In Ocmulgee Fields, Inc. v. Commissioner, (March, 2009) the Tax Court rebuffed a taxpayer’s attempt to use an exchange intermediary to avoid certain related party restrictions on like-kind exchanges. IRC Section 1031generally provides that if business or investment property is exchanged for property of a “like-kind,” the exchanging taxpayer is allowed to defer recognizing his gain until he disposes of the property he received in the exchange. These exchanges are commonly used to dispose of income producing real property and acquire other income producing real property. However, IRC Section 1031(f) provides that a taxpayer’s gain is recognized if it does a Section 1031 exchange with a related party and either party then disposes of the property it acquired in the exchange within two years.

To try to avoid these rules, the taxpayer completed an exchange through a “qualified intermediary.” This is an independent party, often owned by a bank, escrow or title insurance company, which enables unrelated parties to complete deferred exchanges without having to trust each other. The taxpayer who wants to complete the exchange transfers his property to the intermediary who sells it to the third party that wants to buy it. The intermediary holds the cash from that sale until the exchanging taxpayer identifies his replacement property, at which time the intermediary purchases that property and transfers it to the exchanging taxpayer to complete his exchange.
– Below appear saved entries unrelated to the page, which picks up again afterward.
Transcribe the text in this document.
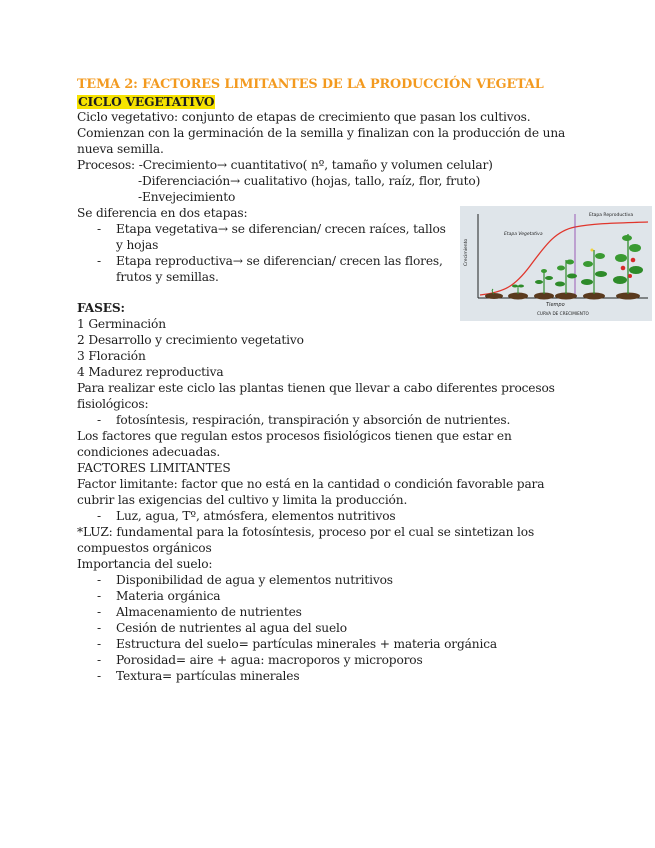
TEMA 2: FACTORES LIMITANTES DE LA PRODUCCIÓN VEGETAL
CICLO VEGETATIVO
Ciclo vegetativo: conjunto de etapas de crecimiento que pasan los cultivos.
Comienzan con la germinación de la semilla y finalizan con la producción de una
nueva semilla.
Procesos: -Crecimiento→ cuantitativo( nº, tamaño y volumen celular)
-Diferenciación→ cualitativo (hojas, tallo, raíz, flor, fruto)
-Envejecimiento
Se diferencia en dos etapas:
- Etapa vegetativa→ se diferencian/ crecen raíces, tallos
y hojas
- Etapa reproductiva→ se diferencian/ crecen las flores,
frutos y semillas.
FASES:
1 Germinación
2 Desarrollo y crecimiento vegetativo
3 Floración
4 Madurez reproductiva
Para realizar este ciclo las plantas tienen que llevar a cabo diferentes procesos
fisiológicos:
- fotosíntesis, respiración, transpiración y absorción de nutrientes.
Los factores que regulan estos procesos fisiológicos tienen que estar en
condiciones adecuadas.
FACTORES LIMITANTES
Factor limitante: factor que no está en la cantidad o condición favorable para
cubrir las exigencias del cultivo y limita la producción.
- Luz, agua, Tº, atmósfera, elementos nutritivos
*LUZ: fundamental para la fotosíntesis, proceso por el cual se sintetizan los
compuestos orgánicos
Importancia del suelo:
- Disponibilidad de agua y elementos nutritivos
- Materia orgánica
- Almacenamiento de nutrientes
- Cesión de nutrientes al agua del suelo
- Estructura del suelo= partículas minerales + materia orgánica
- Porosidad= aire + agua: macroporos y microporos
- Textura= partículas minerales
Crecimiento
Etapa Vegetativa
Etapa Reproductiva
Tiempo
CURVA DE CRECIMIENTO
Recently, some of these intermediary companies have gone bankrupt or absconded with funds, but more on that later.

The taxpayer here transferred his property to an intermediary which then sold it to an unrelated party. However, the property that the taxpayer identified to complete the exchange was owned by a related party as defined in IRC Section 1031(f). The court held that this exchange ran afoul of IRC Section 1031(f)(4) which provides transactions structured to avoid the purpose of Section 1031(f) do not qualify as tax deferred exchanges. The court concluded that this provision allowed the transaction to be viewed as a direct exchange between the taxpayer and the related party, in effect ignoring the intermediary. Since the taxpayer’s original property was sold by the intermediary, it was deemed to have been sold by the related party, thus running afoul of the 2 year rule.

All like-kind exchanges are tricky and should be done with guidance from qualified advisors. This is especially true of deferred exchanges accomplished through the use of a qualified intermediary.

While on this subject, we must warn you to do your due diligence on any qualified intermediary you are considering using to complete a deferred like-kind exchange. People tend to think of these as “tax transactions” so they do not seem to worry about the money. It is just stunning how many people who would not loan their best friend $10 without a letter of credit will allow an intermediary they have never heard of to hold millions of dollars of their money without making any effort to determine the intermediary’s creditworthiness. Most of these firms are highly reputable but recent events have shown that is not uniformly so. Please do appropriate due diligence before selecting one of these firms to hold exchange proceeds. If one of them does steal your money, you should at least get a loss deduction to offset the gain you will now have to recognize because you did not complete your exchange.